Ironisnya, pemanfaatan panas bumi di Indonesia baru 2.130,7 MW (2020) atau hanya 8,9% dari sumber daya yang ada. Bila PLTP yang sedang dibangun (berkapasitas total 196 MW) tuntas tahun ini, maka kapasitas terpasang PLTP bakal menjadi 2.326,7 MW atau hanya naik ke 9,7%.
Angka tersebut jauh di bawah target pemerintah yang dipatok dalam Rencana Umum Energi Nasional (RUEN) mengenai tambahan sekitar 1.000 MW PLTP dari 2018 ke 2021. Mengacu pada RUEN, semestinya kapasitas PLTP tahun ini adalah 3.109,5 MW.

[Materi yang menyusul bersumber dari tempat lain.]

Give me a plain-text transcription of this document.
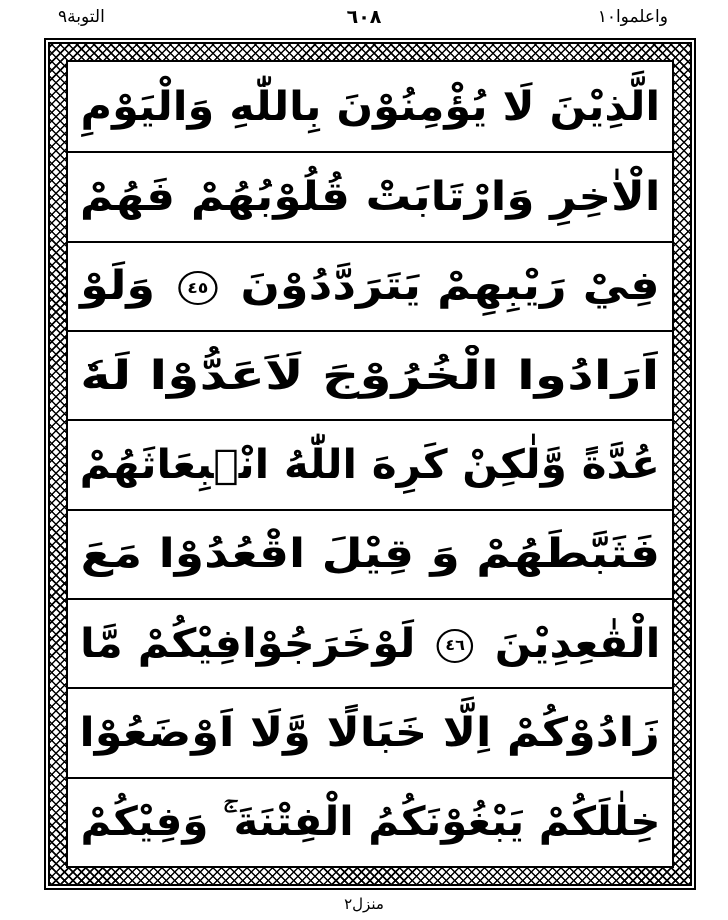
واعلموا١٠
٦٠٨
التوبة٩
الَّذِيْنَ لَا يُؤْمِنُوْنَ بِاللّٰهِ وَالْيَوْمِ
الْاٰخِرِ وَارْتَابَتْ قُلُوْبُهُمْ فَهُمْ
فِيْ رَيْبِهِمْ يَتَرَدَّدُوْنَ ٤٥ وَلَوْ
اَرَادُوا الْخُرُوْجَ لَاَعَدُّوْا لَهٗ
عُدَّةً وَّلٰكِنْ كَرِهَ اللّٰهُ انْۢبِعَاثَهُمْ
فَثَبَّطَهُمْ وَ قِيْلَ اقْعُدُوْا مَعَ
الْقٰعِدِيْنَ ٤٦ لَوْخَرَجُوْافِيْكُمْ مَّا
زَادُوْكُمْ اِلَّا خَبَالًا وَّلَا اَوْضَعُوْا
خِلٰلَكُمْ يَبْغُوْنَكُمُ الْفِتْنَةَ ۚ وَفِيْكُمْ
منزل٢
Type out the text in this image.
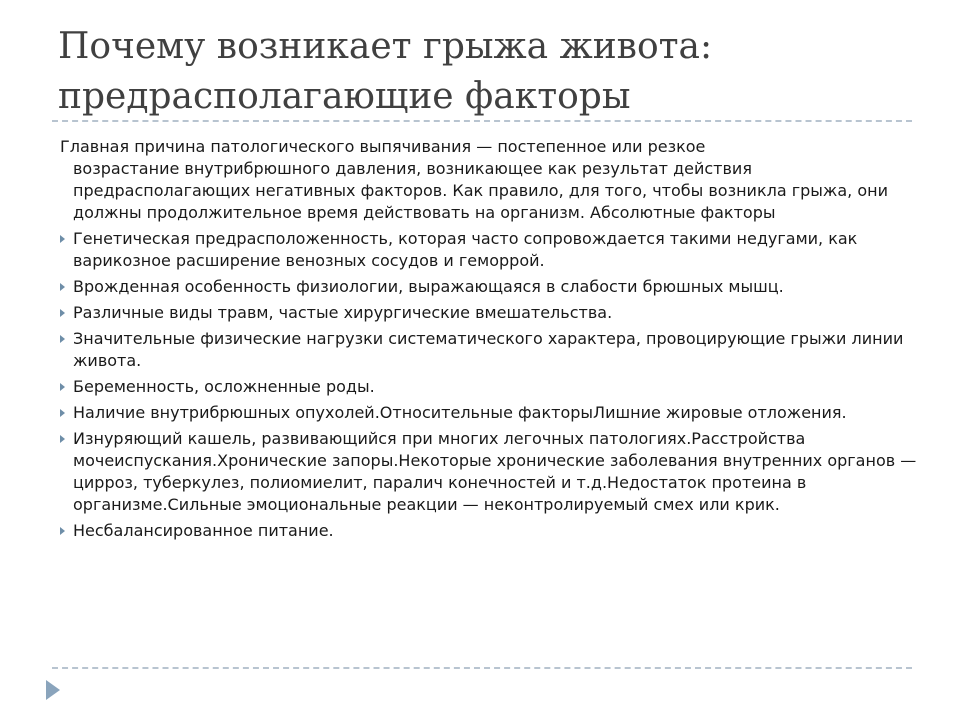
Почему возникает грыжа живота:
предрасполагающие факторы
Главная причина патологического выпячивания — постепенное или резкое
возрастание внутрибрюшного давления, возникающее как результат действия предрасполагающих негативных факторов. Как правило, для того, чтобы возникла грыжа, они должны продолжительное время действовать на организм. Абсолютные факторы
Генетическая предрасположенность, которая часто сопровождается такими недугами, как варикозное расширение венозных сосудов и геморрой.
Врожденная особенность физиологии, выражающаяся в слабости брюшных мышц.
Различные виды травм, частые хирургические вмешательства.
Значительные физические нагрузки систематического характера, провоцирующие грыжи линии живота.
Беременность, осложненные роды.
Наличие внутрибрюшных опухолей.Относительные факторыЛишние жировые отложения.
Изнуряющий кашель, развивающийся при многих легочных патологиях.Расстройства мочеиспускания.Хронические запоры.Некоторые хронические заболевания внутренних органов — цирроз, туберкулез, полиомиелит, паралич конечностей и т.д.Недостаток протеина в организме.Сильные эмоциональные реакции — неконтролируемый смех или крик.
Несбалансированное питание.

Lalu apa sebenarnya yang mengganjal pengembangan proyek PLTP di Indonesia? Mengutip Rencana Strategis Direktorat Jenderal EBTKE Kementerian ESDM (2020-2024), ada lima perkara di mana empat di antaranya terkait dengan sifat alamiah sumber daya panas bumi.
Karena kebanyakan wilayah kerja pertambangan (WKP) panas bumi berada di hutan konservasi, proses perizinan menjadi kendala pertama, diikuti tingginya risiko dan biaya infrastruktur karena pengembang harus "babat hutan" membangun mulai dari jalan, air, hingga transmisi listrik.
Keempat, terpencilnya lokasi WKP berujung pada ketimpangan antara kebutuhan listrik setempat (yang jauh dari pusat industri) dan pasokan yang ada. Kelima, rendahnya daya beli masyarakat membuat biaya investasi besar tersebut tak bisa langsung dibebankan ke pelanggan.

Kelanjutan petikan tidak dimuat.